On the one hand, the average investor tends to get overexcited and buys when markets or funds are rising (becoming more expensive) and when there is an abundance of good news.

On the other hand, the average investor panics and sells when news flow is bad and markets or funds have declined.

It’s these actions which significantly dent their chances of meeting their long-term investment objectives.

What is a permanent loss?

We see a “permanent loss” as a loss that will be very hard or impossible to make up. One way to define this is when the value of something is impaired forever, or for the length of your investment horizon, regardless of whether you have sold the investment and realised the loss or not.

An example of this would be buying a house in Ireland at the peak of the property market in 2007 – a highly inflated market – and seeing the value of equivalent properties fall by as much as 50% by 2012.

Even though you have not sold your house, it is clearly worth a lot less than when you bought it and, in the case of Ireland, this is still true nearly 10 years later.

The other way to define a permanent loss is to look at what happens when you sell a good asset in a bad situation. In other words, when the reduction in market price was temporary, and in fact a buying opportunity.

An example of this would be selling a good quality share like SAB during the 2008 market crash. The share fell by more than 35% in the space of a few months. Holders of the share would have been tempted to sell early in 2009, but would have rued their decision when the share went up seven times from its low to where an offer was pitched by Anheuser-Busch – five times up from the “peak” at which it was bought in 2008.

It would have been tough finding an alternative with the proceeds that gave the same return in the following five years!

Another example of selling a quality asset and locking in a permanent loss would have been Capitec during the time that African Bank (ABIL) was placed under curatorship in 2014. The Capitec share price fall was not all that dramatic in hindsight, only about 14%.

However, after what happened to ABIL, and the subsequent downgrade in Capitec’s debt, the instinctive trade would have been to sell. Here the point is not the loss investors would have locked in, as much as the opportunity they would have missed. The share subsequently tripled in value in less than two years from that “panic” low in a market that produced rather subdued returns.

Markets go up and down and, in the short term, there is little logic to how the market reflects news and other information. This makes it very hard to avoid taking actions that will incur a permanent loss. So how can investors prevent this?

How to prevent permanent losses

Firstly, if you are able to take a longer-term view, a lot of the short-term volatility will matter less and you will feel less inclined to act on every short-term move.

Secondly, the careful selection of your investments is the real key to preventing the locking in of a permanent loss. There are two guidelines that will go a long way towards preventing this.
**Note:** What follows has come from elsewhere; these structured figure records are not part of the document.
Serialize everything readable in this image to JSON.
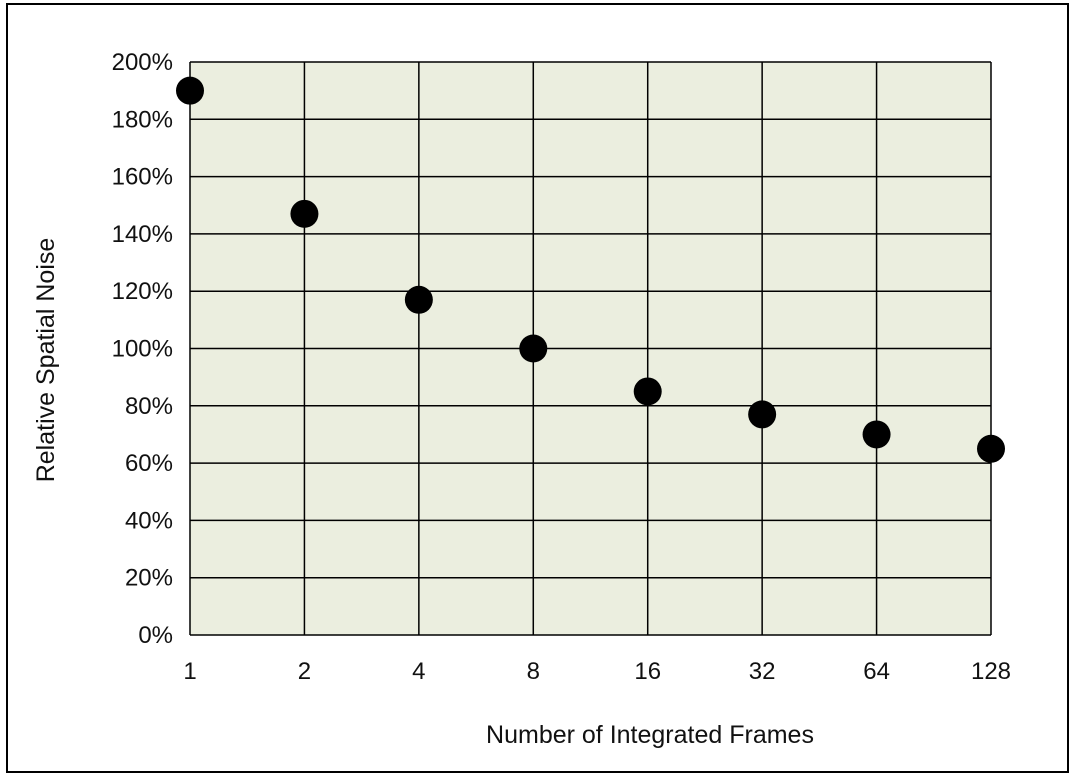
{
  "chart_data": {
    "type": "scatter",
    "title": "",
    "xlabel": "Number of Integrated Frames",
    "ylabel": "Relative Spatial Noise",
    "x_scale": "log2",
    "categories": [
      "1",
      "2",
      "4",
      "8",
      "16",
      "32",
      "64",
      "128"
    ],
    "x": [
      1,
      2,
      4,
      8,
      16,
      32,
      64,
      128
    ],
    "y": [
      190,
      147,
      117,
      100,
      85,
      77,
      70,
      65
    ],
    "y_unit": "%",
    "ylim": [
      0,
      200
    ],
    "y_ticks": [
      "0%",
      "20%",
      "40%",
      "60%",
      "80%",
      "100%",
      "120%",
      "140%",
      "160%",
      "180%",
      "200%"
    ],
    "grid": true,
    "legend": "none",
    "colors": {
      "plot_background": "#ebeedf",
      "marker": "#000000",
      "grid": "#000000"
    }
  }
}
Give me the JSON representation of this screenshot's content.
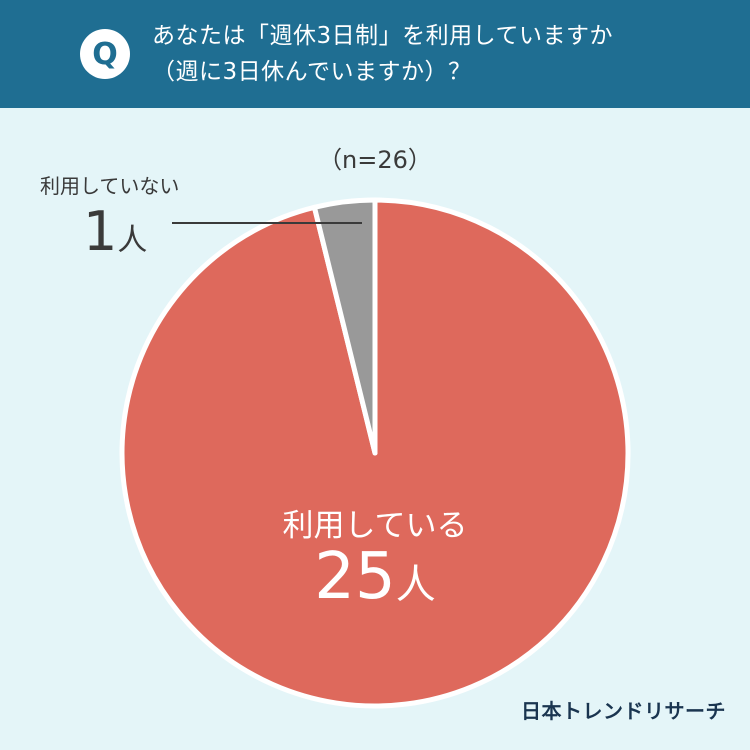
{
  "header": {
    "badge": "Q",
    "question_line1": "あなたは「週休3日制」を利用していますか",
    "question_line2": "（週に3日休んでいますか）？"
  },
  "colors": {
    "header_bg": "#1f6e92",
    "page_bg": "#e4f5f8",
    "slice_using": "#de695c",
    "slice_not_using": "#999999"
  },
  "chart_data": {
    "type": "pie",
    "title": "あなたは「週休3日制」を利用していますか（週に3日休んでいますか）？",
    "sample_size_label": "（n=26）",
    "categories": [
      "利用している",
      "利用していない"
    ],
    "values": [
      25,
      1
    ],
    "units": "人",
    "slices": [
      {
        "label": "利用している",
        "value": 25,
        "count_text": "25",
        "unit": "人",
        "color": "#de695c"
      },
      {
        "label": "利用していない",
        "value": 1,
        "count_text": "1",
        "unit": "人",
        "color": "#999999"
      }
    ]
  },
  "brand": "日本トレンドリサーチ"
}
The first is to always buy higher quality shares.

The key assessments you have to make to determine quality are whether the company has a strong business model (look at all that this ideal entails, such as pricing, cash flow, a growing market and the like) and trustworthy, capable management (look at whether they own shares, and how they have acted for shareholders in the past).

This will bring you closer to having shares with better businesses and better management teams, who are able to respond to the environment with the shareholders’ interests at heart.

The second assessment is value. Higher quality certainly deserves a higher valuation, but the general rule here is to not overpay for any asset.

Buying an investment, be it a business, share or house, in an inflated situation seldom pays off and is a sure way to put yourself on the path towards incurring a permanent loss.

If you can harness the essentials of taking a long-term view coupled with a quality assessment and, crucially, not overpaying for the asset when you buy it, you will be much closer to avoiding the costly mistake of locking in a permanent loss.